Subgroup analysis stratified by tumor type revealed distinct efficacy profiles across different malignancies. Denosumab likely reduces the risk of first SRE in the breast cancer subgroup (HR = 0.81, 95% CI: 0.71–0.91), the prostate cancer subgroup (HR = 0.82, 95% CI: 0.71–0.95), and the other solid tumors subgroup (HR = 0.84, 95% CI: 0.71–0.99).
In contrast, no significant benefit was observed in the multiple myeloma subgroup, where the hazard ratio was 0.98 (95% CI: 0.85–1.13, P = 0.78). This finding suggests that while denosumab appears superior to zoledronic acid in solid tumors with bone metastases, the two agents may have comparable efficacy in multiple myeloma. The test for subgroup differences showed moderate heterogeneity (I^2^ = 36.9%, P = 0.19), reflecting the variation in treatment response between solid tumors and myeloma.
Time to first and subsequent SREs
3.4.2
Four studies (14, 19, 20, 22) reported the time to first and subsequent SREs. In the overall analysis, denosumab significantly reduced the risk of developing multiple SREs compared with zoledronic acid (HR = 0.86, 95% CI: 0.76–0.97; Figure 4).
Forest plot of hazard ratios for time to first and subsequent SREs by tumor type.
However, subgroup analysis revealed significant heterogeneity driven by tumor type (P = 0.04). Denosumab demonstrated superior efficacy in breast cancer (HR = 0.77, 95% CI: 0.66–0.90) and prostate cancer (HR = 0.82, 95% CI: 0.71–0.95). In stark contrast, no benefit was observed in the multiple myeloma subgroup, with a hazard ratio of 1.01 (95% CI: 0.89–1.15).
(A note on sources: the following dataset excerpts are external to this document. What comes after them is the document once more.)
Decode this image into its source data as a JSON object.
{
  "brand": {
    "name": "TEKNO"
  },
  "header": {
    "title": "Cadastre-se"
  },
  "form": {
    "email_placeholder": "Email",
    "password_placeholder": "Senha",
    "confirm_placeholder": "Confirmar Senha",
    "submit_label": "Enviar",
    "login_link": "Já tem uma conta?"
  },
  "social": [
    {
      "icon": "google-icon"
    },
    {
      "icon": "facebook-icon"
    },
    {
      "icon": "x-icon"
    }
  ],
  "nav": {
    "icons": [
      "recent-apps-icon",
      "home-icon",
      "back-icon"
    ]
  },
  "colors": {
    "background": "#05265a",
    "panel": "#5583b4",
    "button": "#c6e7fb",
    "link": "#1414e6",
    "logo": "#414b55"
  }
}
This statistically significant subgroup difference confirms that the therapeutic advantage of denosumab in preventing multiple skeletal events is specific to solid tumors and does not extend to multiple myeloma.
Overall survival
3.4.3
A total of five studies reported overall survival data (14, 19–22). In the pooled analysis using the random-effects model, no statistically significant difference was observed in overall survival between the denosumab and zoledronic acid groups (HR = 0.97, 95% CI: 0.91–1.05, P = 0.49; Figure 5).
Forest plot of hazard ratios for overall survival by tumor type.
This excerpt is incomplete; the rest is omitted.